Compute a Probability Density Function

DESCRIPTION:

Like the regular S-PLUS function density, this function computes a probability density function for a sample of values of a random variable. However, in this case the density function is defined by a functional data object Wfdobj along with a normalizing constant C. The density function p(x) has the form
p(x) = C exp[W(x)]
where function W(x) is defined by the functional data object Wfdobj.

USAGE:

densityfd(x, Wfdobj, Lfdobj=3, lambda=0, conv=0.0001, iterlim=20,
          active=2:nbasis, dbglev=1)

REQUIRED ARGUMENTS:

x
A vector of variable values for which the density is required.
Wfdobj
A functional data object defining a single univariate function.

OPTIONAL ARGUMENTS:

Lfdobj
Either a nonnegative integer or a linear differential operator object. If present, the derivative or the value of applying the operator is evaluated rather than the functions themselves.
lambda
A nonnegative value controlling the amount of roughness in the data.
conv
A criterion for convergence of the iterations.
iterlim
A limit on the number of iterations.
active
A logical vector of length equal to the number of coefficients defining Wfdobj. If an entry is T, the corresponding coefficient is estimated, and if F, it is held at the value defining the argument Wfdobj. Normally the first coefficient is set to 0 and not estimated, since it is assumed that W(0) = 0.
dbglev
Either 0, 1, or 2. This controls the amount information printed out on each iteration, with 0 implying no output, 1 intermediate output level, and 2 full output.

VALUE:

A list containing:
Wfdobj
A functional data object defining function W(x) that that optimizes the fit to the data of the monotone function that it defines.
C
The normalizing constant.
Flist
A list containing results for the final converged solution:
f
The optimal function value being minimized.
grad
The gradient vector at the optimal solution.
norm
The norm of the gradient vector at the optimal solution.
iternum
The number of iterations.
iterhist
A iternum+1 by 5 matrix containing the iteration history.

DETAILS:

The goal of the function is provide a smooth density function estimate that approaches some target density by an amount that is controlled by the linear differential operator Lfdobj and the penalty parameter. For example, if the second derivative of W(t) is penalized heavily, this will force the function to approach a straight line, which in turn will force the density function itself to be nearly normal or Gaussian. Similarly, to each textbook density function there corresponds a W(t), and to each of these in turn their corresponds a linear differential operator that will, when apply to W(t), produce zero as a result.
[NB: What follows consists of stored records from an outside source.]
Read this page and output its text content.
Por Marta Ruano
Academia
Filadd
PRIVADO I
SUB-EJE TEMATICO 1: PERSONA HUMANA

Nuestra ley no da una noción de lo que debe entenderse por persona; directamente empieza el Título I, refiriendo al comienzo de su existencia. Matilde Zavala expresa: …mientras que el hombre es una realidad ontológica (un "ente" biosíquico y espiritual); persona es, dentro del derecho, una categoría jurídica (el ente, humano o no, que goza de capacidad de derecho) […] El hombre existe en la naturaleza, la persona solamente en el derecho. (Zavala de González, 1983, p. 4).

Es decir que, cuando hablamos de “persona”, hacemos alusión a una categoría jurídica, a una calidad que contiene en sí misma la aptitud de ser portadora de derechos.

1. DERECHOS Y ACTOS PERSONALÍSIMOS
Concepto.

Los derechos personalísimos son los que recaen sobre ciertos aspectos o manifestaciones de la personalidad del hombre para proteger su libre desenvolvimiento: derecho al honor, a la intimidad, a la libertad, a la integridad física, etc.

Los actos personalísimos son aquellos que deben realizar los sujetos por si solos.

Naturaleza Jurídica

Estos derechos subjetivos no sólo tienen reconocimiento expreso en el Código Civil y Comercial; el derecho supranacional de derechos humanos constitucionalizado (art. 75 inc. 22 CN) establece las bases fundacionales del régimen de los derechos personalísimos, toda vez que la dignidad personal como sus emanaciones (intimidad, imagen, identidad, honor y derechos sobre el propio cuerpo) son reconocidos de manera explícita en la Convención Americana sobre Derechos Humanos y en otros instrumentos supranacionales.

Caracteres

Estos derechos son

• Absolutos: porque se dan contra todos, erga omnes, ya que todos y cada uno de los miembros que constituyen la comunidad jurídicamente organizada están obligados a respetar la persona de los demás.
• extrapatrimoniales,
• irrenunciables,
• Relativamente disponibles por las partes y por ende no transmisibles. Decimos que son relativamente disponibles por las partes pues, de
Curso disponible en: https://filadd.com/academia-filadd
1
To plot the density function or to evaluate it, evaluate Wfdobj, exponentiate the resulting vector, and then divide by the normalizing constant C.

REFERENCES:

See Chapter 5 in J. O. Ramsay and B. W. Silverman (2002) Applied Functional Data Analysis for an example of density estimation and further references.
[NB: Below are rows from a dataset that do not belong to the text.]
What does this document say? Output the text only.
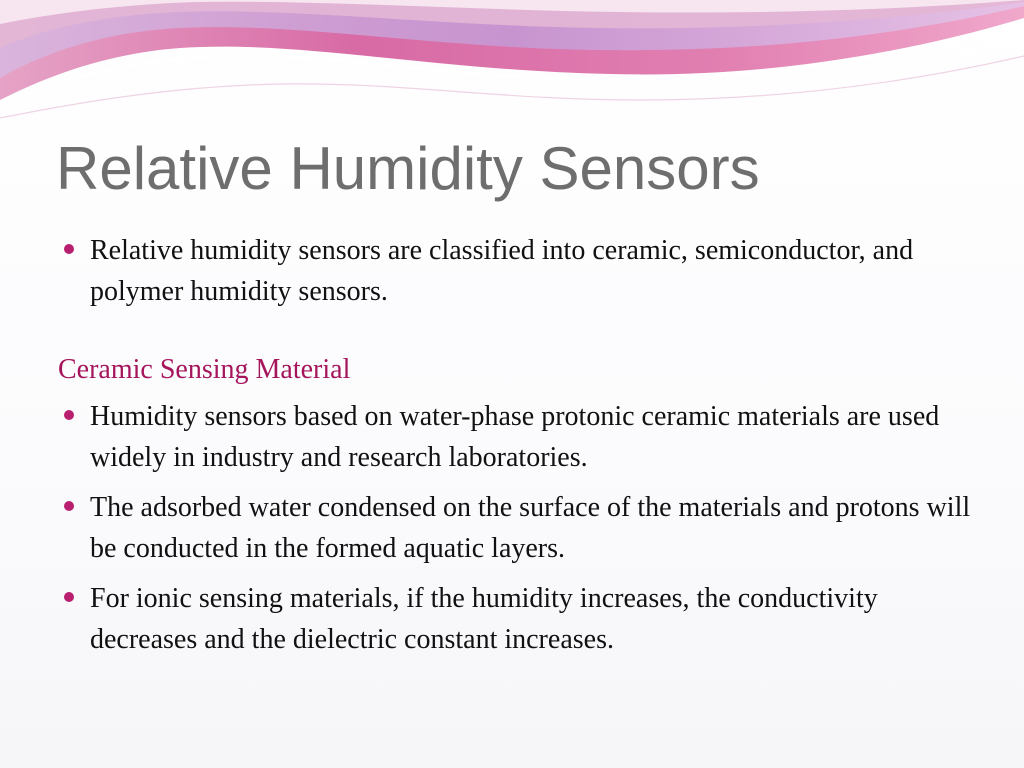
Relative Humidity Sensors
Relative humidity sensors are classified into ceramic, semiconductor, and polymer humidity sensors.
Ceramic Sensing Material
Humidity sensors based on water-phase protonic ceramic materials are used widely in industry and research laboratories.
The adsorbed water condensed on the surface of the materials and protons will be conducted in the formed aquatic layers.
For ionic sensing materials, if the humidity increases, the conductivity decreases and the dielectric constant increases.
SEE ALSO: posfd, smooth.monotone, eval.monfd

EXAMPLES:

#  set up range for density
rangeval <- c(-3,3)
#  set up some standard normal data
x <- rnorm(50)
#  make sure values within the range
x[x < -3] <- -2.99
x[x >  3] <-  2.99
#  set up basis for W(x)
basis <- create.bspline.basis(rangeval, 11)
#  set up initial value for Wfdobj
Wfd0 <- create.fd(matrix(0,11,1), basis)
#  estimate density
denslist <- densityfd(x, Wfd0, Lfdobj=2, lambda=0.01)
#  plot density
xval <- seq(-3,3,.2)
wval <- eval.fd(xval, denslist$Wfdobj)
pval <- exp(wval)/denslist$C
plot(xval, pval, type="l", ylim=c(0,0.4))
points(x,rep(0,50))